Estle-Grooms says she entered her first foster home at the age of 12, after losing both her parents to drug overdoses.

"So many kids out there witness abuse and neglect, and having foster homes gets kids them away from that and allows kids to be independent," she states.

After emancipating from care at age 18, Estle-Grooms worked full-time to put herself through college. She says she was fortunate to have been taken in by a friend's family, which still supports and encourages her today, as do her caseworkers.

"I've been through foster care and I've lived it day in, day out,” she states. “It made me who I am today. But I honestly, couldn't have done it without the support of Children's Services."

Estle-Grooms recently shared her story with an Ohio House committee, and spoke to the need to better support the foster-care system.

Lawmakers must have been listening, as $60 million for child protection was added in the House version of the budget. It doubles the current allocation for county children's services.

In Ohio, 3,500 more children are in the custody of county agencies than five years ago. Jill Wright, director of Adams County Children Services, explains this is partly the result of the opioid-abuse crisis.

"I've worked here 27 years,” she relates. “The number of children entering in to foster care is tremendous. The kids are having more complex trauma. We're dealing with children with mental-health issues, child abuse and neglect issues, unruly delinquent issues."

Wright says finding and paying for placements for children with such extensive needs is difficult.
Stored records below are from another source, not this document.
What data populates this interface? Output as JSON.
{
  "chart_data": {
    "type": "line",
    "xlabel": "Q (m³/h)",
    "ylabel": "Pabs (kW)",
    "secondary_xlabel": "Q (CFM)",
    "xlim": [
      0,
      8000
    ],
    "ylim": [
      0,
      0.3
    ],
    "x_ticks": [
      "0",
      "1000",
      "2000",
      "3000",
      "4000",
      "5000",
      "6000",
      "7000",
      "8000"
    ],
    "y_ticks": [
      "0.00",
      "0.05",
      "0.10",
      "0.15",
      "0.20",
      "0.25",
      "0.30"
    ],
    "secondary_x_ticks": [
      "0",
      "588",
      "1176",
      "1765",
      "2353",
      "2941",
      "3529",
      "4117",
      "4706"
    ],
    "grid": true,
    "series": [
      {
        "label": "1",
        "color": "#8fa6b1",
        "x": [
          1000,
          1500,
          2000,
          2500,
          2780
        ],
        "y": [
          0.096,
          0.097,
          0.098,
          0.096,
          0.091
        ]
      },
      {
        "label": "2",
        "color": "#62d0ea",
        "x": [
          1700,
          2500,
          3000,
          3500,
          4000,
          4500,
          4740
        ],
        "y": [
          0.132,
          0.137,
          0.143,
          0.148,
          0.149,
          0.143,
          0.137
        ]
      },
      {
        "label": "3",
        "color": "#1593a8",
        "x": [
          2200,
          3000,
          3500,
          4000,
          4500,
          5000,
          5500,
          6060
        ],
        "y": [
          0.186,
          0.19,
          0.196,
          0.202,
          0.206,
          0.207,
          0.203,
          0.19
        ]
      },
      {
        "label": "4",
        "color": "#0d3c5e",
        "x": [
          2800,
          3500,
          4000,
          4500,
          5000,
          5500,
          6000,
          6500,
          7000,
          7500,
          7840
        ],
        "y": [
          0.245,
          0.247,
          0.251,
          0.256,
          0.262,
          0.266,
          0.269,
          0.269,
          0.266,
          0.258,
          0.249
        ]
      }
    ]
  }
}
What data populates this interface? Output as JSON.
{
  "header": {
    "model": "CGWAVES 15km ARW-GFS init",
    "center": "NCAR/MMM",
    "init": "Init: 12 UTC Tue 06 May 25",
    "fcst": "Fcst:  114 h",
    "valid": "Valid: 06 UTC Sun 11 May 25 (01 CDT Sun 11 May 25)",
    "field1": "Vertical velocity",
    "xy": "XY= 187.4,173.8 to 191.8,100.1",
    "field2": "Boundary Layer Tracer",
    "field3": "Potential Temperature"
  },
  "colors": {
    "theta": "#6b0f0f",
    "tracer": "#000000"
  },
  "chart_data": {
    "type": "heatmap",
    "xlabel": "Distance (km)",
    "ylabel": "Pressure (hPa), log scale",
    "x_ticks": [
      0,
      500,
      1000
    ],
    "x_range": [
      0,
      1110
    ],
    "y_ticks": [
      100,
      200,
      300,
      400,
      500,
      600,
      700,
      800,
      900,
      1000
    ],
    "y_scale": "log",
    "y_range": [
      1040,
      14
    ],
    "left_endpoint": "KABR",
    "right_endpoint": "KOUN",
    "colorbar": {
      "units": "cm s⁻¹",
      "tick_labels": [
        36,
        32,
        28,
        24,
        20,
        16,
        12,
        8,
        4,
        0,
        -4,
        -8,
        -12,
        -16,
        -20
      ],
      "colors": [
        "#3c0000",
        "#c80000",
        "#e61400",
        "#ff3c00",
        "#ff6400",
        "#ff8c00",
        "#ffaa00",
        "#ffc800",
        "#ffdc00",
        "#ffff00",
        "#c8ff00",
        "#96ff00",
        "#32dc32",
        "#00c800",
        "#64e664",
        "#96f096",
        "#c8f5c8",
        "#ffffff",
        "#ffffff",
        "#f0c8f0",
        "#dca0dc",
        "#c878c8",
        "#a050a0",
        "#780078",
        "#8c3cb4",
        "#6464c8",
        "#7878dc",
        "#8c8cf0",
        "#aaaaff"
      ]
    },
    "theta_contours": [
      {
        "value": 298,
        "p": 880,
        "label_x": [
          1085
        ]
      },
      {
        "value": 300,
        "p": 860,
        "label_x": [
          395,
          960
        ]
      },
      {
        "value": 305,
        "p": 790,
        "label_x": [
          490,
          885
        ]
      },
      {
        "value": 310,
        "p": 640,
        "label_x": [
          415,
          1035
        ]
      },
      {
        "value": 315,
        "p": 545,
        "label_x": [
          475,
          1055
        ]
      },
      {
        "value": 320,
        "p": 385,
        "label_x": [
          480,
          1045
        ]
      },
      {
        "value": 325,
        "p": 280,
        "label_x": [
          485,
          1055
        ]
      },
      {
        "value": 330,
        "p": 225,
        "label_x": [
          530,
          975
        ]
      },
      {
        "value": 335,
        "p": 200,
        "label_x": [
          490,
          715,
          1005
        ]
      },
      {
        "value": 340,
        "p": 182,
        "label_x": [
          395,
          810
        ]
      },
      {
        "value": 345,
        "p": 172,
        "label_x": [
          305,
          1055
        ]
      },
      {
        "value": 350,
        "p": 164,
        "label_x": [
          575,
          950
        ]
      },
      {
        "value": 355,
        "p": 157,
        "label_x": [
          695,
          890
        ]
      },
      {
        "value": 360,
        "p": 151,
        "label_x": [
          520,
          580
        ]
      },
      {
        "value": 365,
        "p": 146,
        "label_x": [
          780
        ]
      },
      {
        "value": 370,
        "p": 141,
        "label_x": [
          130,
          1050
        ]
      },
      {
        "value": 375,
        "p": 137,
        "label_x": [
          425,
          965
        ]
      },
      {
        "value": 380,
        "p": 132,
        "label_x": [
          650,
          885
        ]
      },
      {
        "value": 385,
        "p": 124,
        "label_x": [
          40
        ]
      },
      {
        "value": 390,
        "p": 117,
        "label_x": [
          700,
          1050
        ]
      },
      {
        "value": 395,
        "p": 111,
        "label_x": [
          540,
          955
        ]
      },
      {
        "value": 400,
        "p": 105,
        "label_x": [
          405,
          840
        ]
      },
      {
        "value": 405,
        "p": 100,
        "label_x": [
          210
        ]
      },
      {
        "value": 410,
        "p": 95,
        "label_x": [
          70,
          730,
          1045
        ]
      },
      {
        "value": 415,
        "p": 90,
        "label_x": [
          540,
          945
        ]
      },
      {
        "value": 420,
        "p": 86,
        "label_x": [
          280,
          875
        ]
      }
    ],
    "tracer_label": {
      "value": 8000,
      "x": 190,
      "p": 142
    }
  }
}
She adds that burgeoning caseloads are straining staff, whose work includes home visits with the children in their care.

"A lot of our children are placed in other counties, so that's a full day of travel,” she points out. “Then you have to make contact with the biological family – mother, father, anybody else involved with the child.

“That's just not one home visit. That could be five or six to try to get this family back together."

The Ohio House is expected to vote on the budget in the next couple of weeks, and it then heads to the Senate for consideration.